- Born: 6 April 1957 (age 69) West Ham, Greater London, England
- Occupations: Actor; musician;
- Years active: 1975–present
- Spouse: Linda Murphy
- Children: 4
- Awards: Freedom of the City of London MBE;

= Glen Murphy =

British actor (born 1957)

Sir Glen Murphy (born 6 April 1957) is a British actor and producer, best known as Firefighter George Green between 1988 and 2002 on the ITV's television drama London's Burning.

== Early life ==
Murphy attended St Bonaventure's Catholic School in Forest Gate, where he was a guitarist in a local blues band, Bon's Boy. He won West Ham, London and Essex championships in association Football and boxing in his youth. After a short spell in the professional boxing world he started playing semi professional football with Enfield F.C. after spells with Chelsea FC & Charlton FC. His brother, Darren Murphy was a guitarist in the punk band Wasted Youth.

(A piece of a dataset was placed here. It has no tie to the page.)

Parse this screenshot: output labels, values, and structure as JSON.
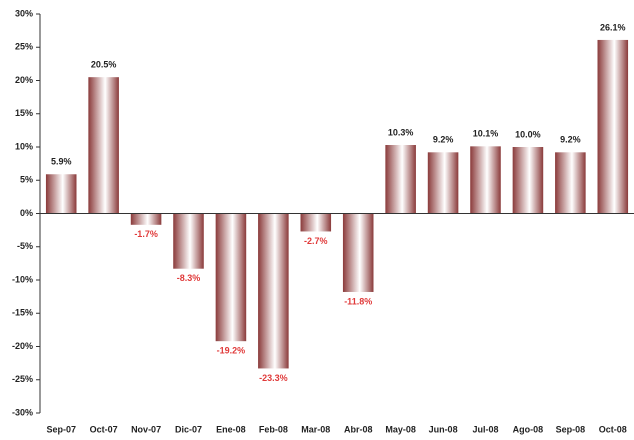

Murphy has a 3rd Dan black belt in karate in the Kyokushin style and has trained in martial arts for over 40 years.

His acting career began in the play Johnny Boxer at Half Moon Theatre in Alie St, east London, and then Guilty Generation and several musicals including Jailhouse Rock. He performed at the Theatre Royal Stratford East in Stratford, London, in their TIE Company Theatre Venture for a year.

== Career ==
After years of playing uncredited roles on TV, Murphy began to gain more prominent parts during the mid-1980s in series such as Robin of Sherwood, Murphy's Mob and Shine On Harvey Moon. In 1986 he appeared in the Doctor Who serial The Mysterious Planet as Dibber.

In 1988 he joined the cast of London's Burning as the character George Green and appeared in 170 episodes. He was the only actor to appear throughout the entire run of the series, which attracted 18.92 million viewers for its 5th season, and averaged 15 million in its 14-year reign. He was the subject of This Is Your Life in 1992.

After London's Burning he appeared in The Bill, Tank Malling, the Karl Howman directed drama Fathers of Girls, and alongside Joely Richardson in Shoreditch.

His later work includes as a producer and lead actor in the film "Lords of London"(2014). It won best film at the New York Hell's Kitchen Film Festival, and he won the best Actor award at the Abruzzo film festival in Italy; it was released in the United States by Lionsgate on 1 September 2015.

In 2020, he appeared in the Freddie Mills biopic Finger of Suspicion. He had a leading role in the Royal National Theatre production of Patrick Marber's Dealer's Choice (Writers Guild Award & Evening Standard Awards) and in the world premiere of " Munich Athens at the Soho Theatre in the West End of London in 1987 & 1995. Consecutively Also Glen played the lead in the national tour of A Gentle Hook in 2004–05.

== Awards ==
He was awarded the Freedom of the City of London in 1995. He was also awarded a Member of the Order of the British Empire in 2007 for his charity work.